Assessing Usability with Heuristics: Guide to Performing a Heuristic Evaluation
In 1990, Jakob Nielsen and Rolf Molich established a list of ten user interface design heuristics, widely recognised principles for creating usable interfaces. These heuristics have stood the test of time and continue to be relevant in today's digital landscape, even as technology evolves.
The heuristics are:
- Visibility of system status
- Match between system and the real world
- User control and freedom
- Consistency and standards
- Error prevention
- Recognition rather than recall
- Flexibility and efficiency of use
- Aesthetic and minimalist design
- Help users recognize, diagnose, and recover from errors
- Help and documentation
Adapting these heuristics to new technologies like mobile devices and voice-based smart devices involves contextualizing their core ideas to fit the unique interaction paradigms of these platforms.

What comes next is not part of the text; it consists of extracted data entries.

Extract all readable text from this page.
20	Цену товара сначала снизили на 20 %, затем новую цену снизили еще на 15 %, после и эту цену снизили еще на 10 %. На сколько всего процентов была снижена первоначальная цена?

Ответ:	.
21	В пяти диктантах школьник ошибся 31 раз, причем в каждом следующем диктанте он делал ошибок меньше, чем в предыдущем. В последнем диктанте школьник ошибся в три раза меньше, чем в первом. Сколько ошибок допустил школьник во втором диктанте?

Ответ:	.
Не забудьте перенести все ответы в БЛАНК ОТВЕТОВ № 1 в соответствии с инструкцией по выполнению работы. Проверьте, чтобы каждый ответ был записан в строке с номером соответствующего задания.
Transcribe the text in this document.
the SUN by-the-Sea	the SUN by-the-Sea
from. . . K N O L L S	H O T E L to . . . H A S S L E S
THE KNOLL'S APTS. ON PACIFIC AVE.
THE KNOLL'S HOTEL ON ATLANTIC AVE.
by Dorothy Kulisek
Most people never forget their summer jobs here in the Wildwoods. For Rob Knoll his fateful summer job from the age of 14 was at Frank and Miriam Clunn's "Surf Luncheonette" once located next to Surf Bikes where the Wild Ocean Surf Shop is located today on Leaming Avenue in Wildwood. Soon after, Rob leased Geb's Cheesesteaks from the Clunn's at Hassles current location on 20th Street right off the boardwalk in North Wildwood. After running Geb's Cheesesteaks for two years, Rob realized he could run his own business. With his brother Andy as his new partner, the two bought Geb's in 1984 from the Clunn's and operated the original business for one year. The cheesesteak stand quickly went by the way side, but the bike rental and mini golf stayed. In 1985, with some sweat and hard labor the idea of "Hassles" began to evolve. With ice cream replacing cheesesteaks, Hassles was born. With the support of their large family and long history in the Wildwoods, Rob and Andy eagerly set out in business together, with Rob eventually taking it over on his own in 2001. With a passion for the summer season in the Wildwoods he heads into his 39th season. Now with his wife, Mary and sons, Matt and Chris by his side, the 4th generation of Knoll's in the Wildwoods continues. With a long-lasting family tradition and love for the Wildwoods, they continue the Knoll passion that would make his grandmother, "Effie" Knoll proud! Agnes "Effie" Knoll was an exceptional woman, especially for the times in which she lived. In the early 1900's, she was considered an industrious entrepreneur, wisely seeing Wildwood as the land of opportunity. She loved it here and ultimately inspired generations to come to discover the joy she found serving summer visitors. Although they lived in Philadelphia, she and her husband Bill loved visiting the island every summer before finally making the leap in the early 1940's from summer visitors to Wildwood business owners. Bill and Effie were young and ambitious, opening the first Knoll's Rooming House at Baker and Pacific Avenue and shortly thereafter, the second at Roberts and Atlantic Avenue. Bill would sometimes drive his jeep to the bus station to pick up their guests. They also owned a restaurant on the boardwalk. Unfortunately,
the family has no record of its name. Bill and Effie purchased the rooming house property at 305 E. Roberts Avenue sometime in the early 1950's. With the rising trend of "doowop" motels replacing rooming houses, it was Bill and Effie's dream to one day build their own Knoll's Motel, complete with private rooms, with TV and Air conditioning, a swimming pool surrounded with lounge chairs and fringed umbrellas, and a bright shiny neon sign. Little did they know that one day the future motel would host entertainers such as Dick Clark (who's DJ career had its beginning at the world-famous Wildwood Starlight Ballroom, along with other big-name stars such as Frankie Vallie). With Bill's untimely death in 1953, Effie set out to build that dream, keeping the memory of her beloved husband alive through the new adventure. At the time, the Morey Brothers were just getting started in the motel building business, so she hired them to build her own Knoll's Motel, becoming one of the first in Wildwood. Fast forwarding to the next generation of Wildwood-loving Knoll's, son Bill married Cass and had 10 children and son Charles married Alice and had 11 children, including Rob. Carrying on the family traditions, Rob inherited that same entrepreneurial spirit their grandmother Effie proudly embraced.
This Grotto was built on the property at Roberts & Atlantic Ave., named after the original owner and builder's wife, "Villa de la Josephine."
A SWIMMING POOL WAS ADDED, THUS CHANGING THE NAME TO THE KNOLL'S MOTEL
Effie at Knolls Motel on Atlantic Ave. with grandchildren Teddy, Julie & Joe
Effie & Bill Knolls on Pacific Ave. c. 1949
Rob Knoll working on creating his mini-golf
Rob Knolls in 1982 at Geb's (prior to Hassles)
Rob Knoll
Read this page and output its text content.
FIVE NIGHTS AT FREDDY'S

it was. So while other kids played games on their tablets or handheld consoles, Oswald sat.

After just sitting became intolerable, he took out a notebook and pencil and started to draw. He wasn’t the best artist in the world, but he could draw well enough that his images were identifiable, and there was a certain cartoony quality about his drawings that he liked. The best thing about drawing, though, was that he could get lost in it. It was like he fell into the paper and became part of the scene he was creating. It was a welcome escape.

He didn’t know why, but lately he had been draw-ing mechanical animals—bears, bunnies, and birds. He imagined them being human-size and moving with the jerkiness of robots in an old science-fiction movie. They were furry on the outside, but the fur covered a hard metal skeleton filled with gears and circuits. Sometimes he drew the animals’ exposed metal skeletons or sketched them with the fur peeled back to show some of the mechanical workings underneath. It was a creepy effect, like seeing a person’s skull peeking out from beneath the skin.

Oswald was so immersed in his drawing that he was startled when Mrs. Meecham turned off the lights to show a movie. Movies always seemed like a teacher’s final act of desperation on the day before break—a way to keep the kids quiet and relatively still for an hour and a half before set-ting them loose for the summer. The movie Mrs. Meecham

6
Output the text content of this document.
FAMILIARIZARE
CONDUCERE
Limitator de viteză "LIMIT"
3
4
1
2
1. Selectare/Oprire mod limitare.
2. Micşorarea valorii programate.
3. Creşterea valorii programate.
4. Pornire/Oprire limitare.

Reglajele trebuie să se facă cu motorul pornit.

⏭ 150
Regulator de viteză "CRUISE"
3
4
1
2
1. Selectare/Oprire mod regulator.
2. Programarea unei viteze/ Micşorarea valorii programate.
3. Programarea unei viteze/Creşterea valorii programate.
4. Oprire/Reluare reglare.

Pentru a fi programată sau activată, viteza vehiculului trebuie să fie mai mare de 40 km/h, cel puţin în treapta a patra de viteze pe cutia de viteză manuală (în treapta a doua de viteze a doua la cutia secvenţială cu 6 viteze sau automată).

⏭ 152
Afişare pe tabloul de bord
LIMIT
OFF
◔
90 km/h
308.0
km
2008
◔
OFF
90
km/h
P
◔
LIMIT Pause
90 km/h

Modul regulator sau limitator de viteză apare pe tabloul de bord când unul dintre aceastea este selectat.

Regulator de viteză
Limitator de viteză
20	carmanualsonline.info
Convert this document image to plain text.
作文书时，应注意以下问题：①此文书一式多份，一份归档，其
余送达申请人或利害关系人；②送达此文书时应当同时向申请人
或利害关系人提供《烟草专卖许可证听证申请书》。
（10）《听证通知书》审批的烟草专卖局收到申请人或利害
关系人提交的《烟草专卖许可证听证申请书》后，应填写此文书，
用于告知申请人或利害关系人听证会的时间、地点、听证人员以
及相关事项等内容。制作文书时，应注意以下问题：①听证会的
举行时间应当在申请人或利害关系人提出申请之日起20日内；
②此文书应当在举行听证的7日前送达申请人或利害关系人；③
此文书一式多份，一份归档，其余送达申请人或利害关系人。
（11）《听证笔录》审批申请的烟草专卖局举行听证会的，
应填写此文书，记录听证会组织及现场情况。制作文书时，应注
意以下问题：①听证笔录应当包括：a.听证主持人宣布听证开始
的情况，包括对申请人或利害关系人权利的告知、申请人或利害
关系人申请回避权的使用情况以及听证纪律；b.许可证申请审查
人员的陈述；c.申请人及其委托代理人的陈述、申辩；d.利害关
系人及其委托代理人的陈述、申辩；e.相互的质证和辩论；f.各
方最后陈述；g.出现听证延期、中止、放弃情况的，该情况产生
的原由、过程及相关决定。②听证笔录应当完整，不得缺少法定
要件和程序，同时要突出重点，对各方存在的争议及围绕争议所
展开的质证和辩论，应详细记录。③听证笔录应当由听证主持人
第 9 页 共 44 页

For mobile devices, this means accommodating smaller screens, touch interactions, and variable context of use by:
- Ensuring visibility of system status through subtle but clear feedback
- Matching system language and concepts to everyday mobile contexts
- Providing intuitive gestures and undo options
- Maintaining consistency with platform standards (iOS, Android)
- Preventing errors by limiting input options or validating input inline
- Reducing memory load by showing relevant options and using recognition over recall
- Allowing flexible use patterns for novices and experts
- Keeping interfaces simple and uncluttered
- Offering clear, simple error messages and recovery options
- Providing easily accessible help that fits mobile usage patterns
For voice-based smart devices, where visual feedback and traditional input are limited or absent, the heuristics require reinterpretation:
- Visibility of system status becomes audible or tactile feedback
- Match between system and the real world means using natural language and familiar conversational patterns
- User control and freedom manifest in the ability to interrupt, cancel, or correct voice input easily
- Consistency and standards involve adhering to common voice interaction conventions and predictable dialogue flows
- Error prevention includes confirmations before critical actions and using context to minimize misinterpretations
- Recognition rather than recall is critical since users can't see lists, so the system should provide prompts and suggestions vocally
- Flexibility and efficiency can be addressed by supporting both novice (guided dialog) and expert (short verbal commands) users
- Minimalist design is interpreted as concise, clear spoken communication without overwhelming the user
- Helping users recognize and recover from errors involves clear voice feedback and guidance on how to continue or correct commands
- Help and documentation might be delivered through voice prompts or linked mobile apps for deeper guidance
In summary, adapting Nielsen and Molich’s heuristics to new technology contexts requires translating their principles into modality-appropriate forms—visual and tactile for mobile, auditory and conversational for voice—while preserving their fundamental focus on user comprehension, control, and efficiency.
It's important to note that heuristic evaluation, while a quick and inexpensive method, has its limitations. Evaluators can only identify 21% of genuine usability problems compared to usability testing, as found by Robert Bailey, Robert Allan, and P. Raiello. To mitigate this, using multiple evaluators and conducting a debriefing session can help limit the effect misreporting has on the applicability of findings from heuristic evaluation.
For more information about Jakob Nielsen's 10 Usability Heuristics for User Interface Design, visit this link.
- To effectively apply Jakob Nielsen and Rolf Molich's user interface design heuristics in today's technological landscape, their principles must be contextualized and adapted to accommodate new platforms like mobile devices and voice-based smart devices.
- For mobile devices, the heuristics can be realized by ensuring intuitive touch interactions, providing clear feedback, maintaining consistency with platform standards, minimizing errors, and streamlining the user interface, among other factors.
- In the case of voice-based smart devices, the heuristics' interpretation revolves around using natural language, offering clear and concise spoken communication, and providing auditory or tactile feedback to represent system status.
- While heuristic evaluation is a convenient and cost-effective method for assessing user interfaces, it should be noted that it only identifies approximately 21% of genuine usability problems compared to usability testing, as shown by Robert Bailey, Robert Allan, and P. Raiello. To enhance the accuracy of findings, multiple evaluators and debriefing sessions can help mitigate misreporting in heuristic evaluations.